Le clown triste
On vit avec depuis longtemps, et pourtant je n'en ai pas souvent parlé dans ces pages, même si lui m'a déjà dit être d'accord pour que je le fasse.
Ce soir, alors qu'il n'est pas là, et après un week-end assez difficile de ce côté là, je me lance donc sachant qu'il comprendra que ce n'est nullement pour l'accabler, mais juste par besoin d' "'évacuer".
Tous nos amis et proches le savent bien entendu, même s'ils n'ont pas toujours conscience de l'impact au quotidien. Certains ont été présents lors d'épisodes très marqués: de ces vacances où il s'isolait en permanence, de ces autres où il ne desserrait pas les dents, ou pire de cette période où il était si mal qu'il n'arrivait plus du tout à trouver ses mots. Ils en ont parfois souffert, mais tous lui ont conservé leur amitié malgré tout.
Parce que la dépression est une maladie, on ne peut lui en tenir rigueur, même si parfois le "secoue toi un peu" (complètement inefficace) nous brûle les lèvres.
Les gens qui le connaissent moins ont souvent du mal à y croire, voir se disent que j'exagère (même si j'en parle peu), tant il peut être drôle et heureux. Soit parce qu'il est dans une "bonne période" soit parce qu'il est capable de passer de la gaieté à la tristesse profonde en quelques heures. Il suffit d'un évènement, d'une pensée, et hop, il bascule. C'est sûrement cela le plus dur à supporter au quotidien.
Un des psy qu'il avait consulté a posé le diagnostique de "maniaco-dépressif ", les autres n'en n'ont, à ma connaissance, jamais parlé mais quand je furète un peu sur le net, c'est aussi ce qui me fait le plus penser à lui.
Ou alors il s'agit de dépression chronique car si l'on sait bien, comment elle est arrivée (harcèlement moral à son travail) on a plus de mal à comprendre pourquoi elle ne disparaît pas.
Quoi qu'il en soit, cela ne change pas grand-chose et la réalité est là.

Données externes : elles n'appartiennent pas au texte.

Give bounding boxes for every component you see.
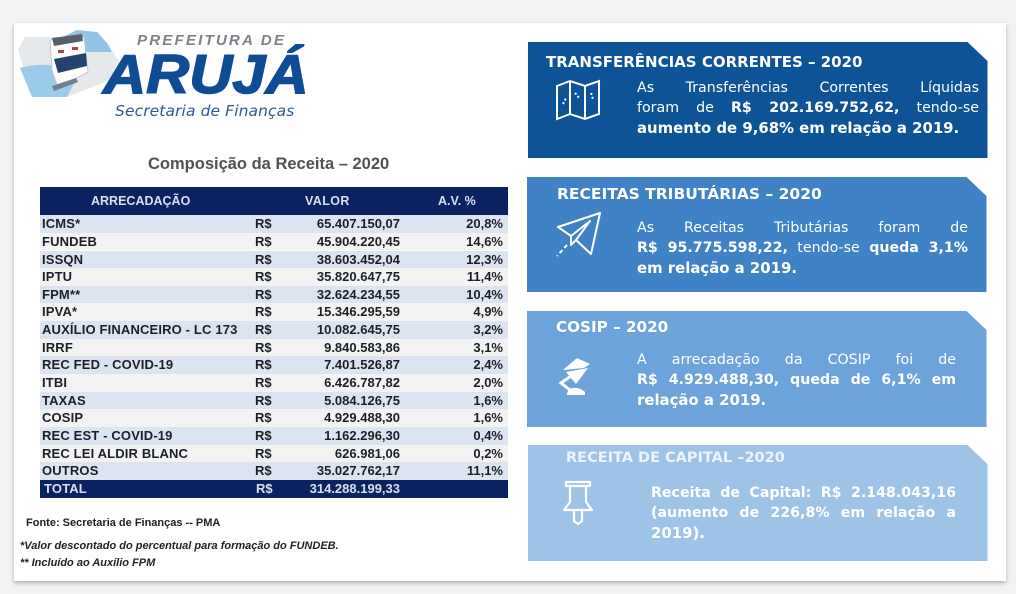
row: [40, 286, 508, 303]
row: 2,0%: [473, 375, 503, 390]
row: R$: [255, 252, 272, 266]
icon: desk lamp: [558, 358, 590, 395]
row: R$: [255, 446, 272, 460]
row: FUNDEB: [42, 234, 97, 249]
row: 0,4%: [473, 428, 503, 443]
row: 1,6%: [473, 393, 503, 408]
row: R$: [255, 463, 272, 478]
row: R$: [255, 234, 272, 249]
row: 10,4%: [466, 287, 503, 302]
row: [40, 233, 508, 250]
body text: Receita de Capital: R$ 2.148.043,16: [651, 484, 956, 500]
row: FPM**: [42, 287, 80, 302]
row: [40, 303, 508, 321]
total row: R$: [256, 480, 273, 496]
table header: A.V. %: [438, 194, 476, 208]
row: R$: [255, 216, 272, 231]
row: [40, 268, 508, 286]
row: ISSQN: [42, 252, 83, 266]
icon: map: [556, 80, 600, 120]
row: R$: [255, 410, 272, 425]
panel: transferências correntes: [528, 42, 988, 158]
footnote: ** Incluído ao Auxílio FPM: [20, 557, 155, 569]
panel: COSIP: [527, 311, 986, 427]
row: IRRF: [42, 340, 73, 355]
row: [40, 427, 508, 445]
row: 10.082.645,75: [317, 322, 400, 337]
table header: VALOR: [305, 194, 350, 208]
row: 1.162.296,30: [324, 428, 400, 443]
body text: relação a 2019.: [637, 390, 766, 408]
body text: R$ 95.775.598,22, tendo-se queda 3,1%: [637, 240, 968, 256]
row: 11,1%: [467, 463, 503, 478]
row: ICMS*: [42, 216, 80, 231]
row: 2,4%: [473, 357, 503, 372]
row: [40, 356, 508, 374]
row: REC FED - COVID-19: [42, 357, 173, 372]
row: [40, 392, 508, 409]
row: 9.840.583,86: [324, 340, 400, 355]
body text: [637, 352, 956, 408]
row: TAXAS: [42, 393, 86, 408]
total row: TOTAL: [44, 480, 87, 496]
row: 65.407.150,07: [317, 216, 400, 231]
row: 4,9%: [473, 304, 503, 319]
row: 6.426.787,82: [324, 375, 400, 390]
row: 7.401.526,87: [324, 357, 400, 372]
row: 38.603.452,04: [317, 252, 400, 266]
row: IPTU: [42, 269, 72, 284]
row: 11,4%: [467, 269, 503, 284]
body text: [637, 80, 979, 137]
row: REC EST - COVID-19: [42, 428, 173, 443]
row: 20,8%: [466, 216, 503, 231]
heading: TRANSFERÊNCIAS CORRENTES – 2020: [546, 52, 862, 70]
heading: RECEITA DE CAPITAL –2020: [566, 450, 785, 466]
row: REC LEI ALDIR BLANC: [42, 446, 188, 460]
row: 4.929.488,30: [324, 410, 400, 425]
row: [40, 215, 508, 233]
row: R$: [255, 269, 272, 284]
row: 626.981,06: [335, 446, 400, 460]
logo: Prefeitura de Arujá: [18, 30, 309, 120]
row: [40, 250, 508, 268]
body text: R$ 4.929.488,30, queda de 6,1% em: [637, 372, 956, 388]
row: AUXÍLIO FINANCEIRO - LC 173: [42, 322, 237, 337]
logo text: secretaria de finanças: Secretaria de Finanças: [115, 102, 294, 120]
row: R$: [255, 304, 272, 319]
row: 32.624.234,55: [317, 287, 400, 302]
row: OUTROS: [42, 463, 99, 478]
heading: COSIP – 2020: [556, 318, 668, 336]
panel: receitas tributárias: [527, 177, 986, 292]
row: R$: [255, 357, 272, 372]
row: R$: [255, 340, 272, 355]
icon: push pin: [562, 480, 594, 525]
panel background: [528, 42, 988, 158]
row: [40, 409, 508, 427]
icon: paper plane: [556, 212, 601, 257]
row: R$: [255, 393, 272, 408]
logo text: Arujá: ARUJÁ: [103, 42, 309, 104]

En 12 ans de mariage, la dépression ne l'a guère quitté (j'entends déjà les mauvaises langues dire qu'il n'aurait pas du se marier ;-) même si heureusement, elle desserre parfois un peu son étau mais jamais assez pour lui permettre de vivre sans traitement. Ce traitement à double face: à la fois indispensable pour lui permettre d'avancer dans la vie le moins mal possible et de pouvoir garder le sourire et à la fois source de dépendance (qui comme ce week-end le rend physiquement malade et difficile à vivre dès qu'il vient à en manquer) et d'effets secondaires pas toujours faciles à supporter.
Alors même si cela va considérablement mieux, si je sais qu'il fait de multiples efforts, qu'il a déjà réglé pas mal de ses conflits internes, qu'il finira par trouver le courage d'affronter les autres, cela reste difficile. Pour moi, pour les enfants (qu'est-ce qu'il a papa, aujourd'hui?) mais surtout pour lui bien sûr!
Parce que si je veux bien continuer à supporter ses cris lors de ses cauchemars, ses périodes d'isolement, ses silences, ses difficultés à gérer le quotidien, et à faire des projets, ses sautes d'humeur et autres.... je donnerais vraiment beaucoup pour lui ôter ses idées noires, lui permettre de constater que la vie est belle et surtout de faire en sorte qu'il puisse en profiter.
Maintenant vous savez pourquoi le surnom de Gai-Luron lui va comme un gant.